Estudo detecta contaminantes no "sangue" de caranguejos em Pernambuco
Os cientistas destacam que a presença dos compostos acende um alerta sobre a poluição dos manguezais e reforça a necessidade de acompanhar a qualidade ambiental desses ecossistemas.
Pesquisadores da UFC detectaram bisfenóis (BPA, BPF e BPC) na hemolinfa e urina de caranguejos em Pernambuco e no Ceará, com registros em manguezais do Pará à Bahia. Usados em plásticos e papéis térmicos, os poluentes alertam para a contaminação por esgoto e resíduos nesses ecossistemas vitais. Embora os níveis superem referências humanas, não há veto ao consumo, pois ainda não se avaliou o impacto do cozimento nem os riscos reais à saúde, mantendo-se o apelo por monitoramento ambiental.
Caranguejos coletados no município de Itapissuma, no Litoral Norte de Pernambuco, apresentaram contaminação por três substâncias da família dos bisfenóis.
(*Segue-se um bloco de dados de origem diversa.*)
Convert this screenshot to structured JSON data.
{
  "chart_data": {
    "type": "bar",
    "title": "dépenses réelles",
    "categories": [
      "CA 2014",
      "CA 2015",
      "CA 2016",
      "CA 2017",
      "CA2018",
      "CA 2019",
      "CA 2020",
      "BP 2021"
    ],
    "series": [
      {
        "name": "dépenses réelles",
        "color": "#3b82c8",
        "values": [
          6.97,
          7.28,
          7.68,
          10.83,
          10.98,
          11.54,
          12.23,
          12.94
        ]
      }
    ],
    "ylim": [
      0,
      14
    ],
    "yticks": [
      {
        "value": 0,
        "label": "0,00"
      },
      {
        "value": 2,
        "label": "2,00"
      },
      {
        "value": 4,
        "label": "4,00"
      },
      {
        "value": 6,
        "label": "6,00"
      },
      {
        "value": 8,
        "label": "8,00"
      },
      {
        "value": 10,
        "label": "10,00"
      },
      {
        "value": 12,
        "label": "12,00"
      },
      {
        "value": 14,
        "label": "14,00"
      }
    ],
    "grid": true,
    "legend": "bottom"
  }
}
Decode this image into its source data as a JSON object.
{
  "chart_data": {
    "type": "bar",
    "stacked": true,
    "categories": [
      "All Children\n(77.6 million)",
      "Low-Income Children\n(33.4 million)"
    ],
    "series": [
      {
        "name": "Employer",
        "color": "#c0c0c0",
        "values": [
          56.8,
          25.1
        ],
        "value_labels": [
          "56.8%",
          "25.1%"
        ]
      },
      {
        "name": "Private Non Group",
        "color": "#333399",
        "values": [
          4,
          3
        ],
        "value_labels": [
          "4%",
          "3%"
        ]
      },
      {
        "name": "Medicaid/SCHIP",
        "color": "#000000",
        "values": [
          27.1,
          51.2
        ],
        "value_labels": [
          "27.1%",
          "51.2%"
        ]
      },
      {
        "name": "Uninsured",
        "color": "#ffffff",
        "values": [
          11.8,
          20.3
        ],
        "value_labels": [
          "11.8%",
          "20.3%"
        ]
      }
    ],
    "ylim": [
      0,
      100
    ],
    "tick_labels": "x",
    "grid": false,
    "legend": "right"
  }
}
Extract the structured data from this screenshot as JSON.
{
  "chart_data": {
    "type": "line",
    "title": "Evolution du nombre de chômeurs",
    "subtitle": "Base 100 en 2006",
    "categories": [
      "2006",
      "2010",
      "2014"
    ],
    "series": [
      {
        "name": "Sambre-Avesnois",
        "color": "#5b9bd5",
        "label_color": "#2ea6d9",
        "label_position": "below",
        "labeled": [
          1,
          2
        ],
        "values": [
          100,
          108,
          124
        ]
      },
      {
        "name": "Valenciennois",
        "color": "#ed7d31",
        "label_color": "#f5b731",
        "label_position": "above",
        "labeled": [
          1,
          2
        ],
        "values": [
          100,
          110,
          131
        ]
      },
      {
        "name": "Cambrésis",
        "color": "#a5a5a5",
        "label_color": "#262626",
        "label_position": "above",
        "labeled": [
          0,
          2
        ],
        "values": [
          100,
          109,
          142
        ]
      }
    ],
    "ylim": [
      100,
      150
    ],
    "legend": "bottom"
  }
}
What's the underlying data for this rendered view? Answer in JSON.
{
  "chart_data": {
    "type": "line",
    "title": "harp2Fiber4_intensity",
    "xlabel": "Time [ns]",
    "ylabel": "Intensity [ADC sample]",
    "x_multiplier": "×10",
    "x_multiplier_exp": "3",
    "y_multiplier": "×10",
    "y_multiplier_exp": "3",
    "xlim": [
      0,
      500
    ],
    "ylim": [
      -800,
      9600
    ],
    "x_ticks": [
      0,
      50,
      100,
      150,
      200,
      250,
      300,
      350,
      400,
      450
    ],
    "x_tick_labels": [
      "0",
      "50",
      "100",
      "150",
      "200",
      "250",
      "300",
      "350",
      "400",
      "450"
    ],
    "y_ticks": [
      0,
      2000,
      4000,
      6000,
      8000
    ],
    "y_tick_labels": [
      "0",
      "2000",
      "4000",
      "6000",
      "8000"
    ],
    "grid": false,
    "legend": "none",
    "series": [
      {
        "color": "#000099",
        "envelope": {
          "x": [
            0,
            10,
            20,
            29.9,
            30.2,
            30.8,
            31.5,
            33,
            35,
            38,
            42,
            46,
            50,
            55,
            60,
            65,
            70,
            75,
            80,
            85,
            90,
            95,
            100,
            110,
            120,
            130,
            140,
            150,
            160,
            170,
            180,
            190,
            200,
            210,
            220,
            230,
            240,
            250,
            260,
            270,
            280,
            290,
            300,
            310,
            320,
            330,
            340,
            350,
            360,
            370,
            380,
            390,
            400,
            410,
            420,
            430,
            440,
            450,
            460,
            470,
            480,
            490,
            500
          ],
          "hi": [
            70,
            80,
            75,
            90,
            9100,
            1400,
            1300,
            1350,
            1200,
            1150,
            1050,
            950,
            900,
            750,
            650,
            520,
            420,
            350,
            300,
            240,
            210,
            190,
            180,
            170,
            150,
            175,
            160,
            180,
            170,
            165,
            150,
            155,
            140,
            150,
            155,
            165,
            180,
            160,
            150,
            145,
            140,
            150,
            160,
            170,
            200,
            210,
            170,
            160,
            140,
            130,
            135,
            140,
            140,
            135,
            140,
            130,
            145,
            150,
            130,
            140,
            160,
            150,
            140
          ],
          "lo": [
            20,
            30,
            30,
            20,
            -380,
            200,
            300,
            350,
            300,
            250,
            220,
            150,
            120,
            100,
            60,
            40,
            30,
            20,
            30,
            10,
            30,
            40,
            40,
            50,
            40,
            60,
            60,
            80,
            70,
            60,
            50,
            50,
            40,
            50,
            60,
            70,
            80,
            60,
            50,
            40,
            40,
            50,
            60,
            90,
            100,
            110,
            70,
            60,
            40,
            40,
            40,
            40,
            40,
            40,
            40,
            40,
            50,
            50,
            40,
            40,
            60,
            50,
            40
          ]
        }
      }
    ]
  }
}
A descoberta foi feita por pesquisadores da Universidade Federal do Ceará (UFC), que analisaram amostras retiradas dos animais em 2025.
Apesar dos resultados, os responsáveis pelo estudo não recomendam que a população deixe de consumir caranguejo. A pesquisa não avaliou efeitos em seres humanos nem determinou quanto dos contaminantes permanece no alimento depois do cozimento.
Os cientistas destacam, porém, que a presença dos compostos acende um alerta sobre a poluição dos manguezais e reforça a necessidade de acompanhar a qualidade ambiental desses ecossistemas.
Contaminantes circulavam no organismo
A equipe analisou a urina e a hemolinfa dos caranguejos. A hemolinfa é um líquido que desempenha nos crustáceos uma função semelhante à do sangue nos seres humanos.
Foram identificados bisfenol A (BPA), bisfenol F (BPF) e bisfenol C (BPC). As concentrações mais elevadas apareceram na hemolinfa, indicando que as substâncias estavam circulando pelo organismo dos animais.
Em parte das amostras, os níveis encontrados ultrapassaram valores de referência usados para a ingestão diária tolerável em humanos. Os próprios pesquisadores ressaltam, entretanto, que essa comparação não permite concluir que o consumo de um caranguejo provoque problemas de saúde.
Para determinar a exposição real dos consumidores, será necessário avaliar como os compostos se comportam durante o preparo. Os animais examinados estavam vivos, e o estudo não verificou se o cozimento reduz, elimina ou transfere os bisfenóis para a água utilizada em caldos, molhos e pirões.
De onde vêm os bisfenóis
Os bisfenóis são empregados na fabricação de plásticos, resinas e papéis térmicos, como comprovantes de pagamento, recibos de supermercados e senhas de atendimento. O descarte inadequado desses materiais pode contribuir para a chegada das substâncias aos ambientes costeiros.
Esgoto sem tratamento, rejeitos industriais e resíduos sólidos também estão entre as possíveis fontes da contaminação. Uma vez no manguezal, os compostos podem atingir a água, o sedimento e os organismos que vivem no local.
O BPA é estudado por seu potencial de interferir no sistema endócrino, responsável pela produção e pela regulação dos hormônios. Pesquisas também investigam possíveis relações com alterações reprodutivas, metabólicas, neurológicas e imunológicas. Substâncias criadas para substituir o BPA, como o BPF, também podem apresentar ação hormonal.
Alerta para os manguezais
Além de Itapissuma, a pesquisa examinou caranguejos coletados em Fortim, no Ceará, onde foram registradas concentrações mais elevadas. O trabalho integra um projeto mais amplo que analisou aproximadamente 300 animais em cerca de 17 áreas, do Pará ao sul da Bahia.
Bisfenóis foram detectados em todos os manguezais estudados nas regiões Norte e Nordeste. Por viverem em contato direto com a água e o sedimento, os caranguejos podem funcionar como indicadores da presença de poluentes nesses ambientes.
Para os pesquisadores, os resultados mostram a necessidade de ampliar o monitoramento dos manguezais, melhorar o tratamento de esgoto e efluentes e garantir a destinação adequada dos resíduos. A preservação desses locais também é importante para a pesca, a alimentação e a renda das comunidades costeiras.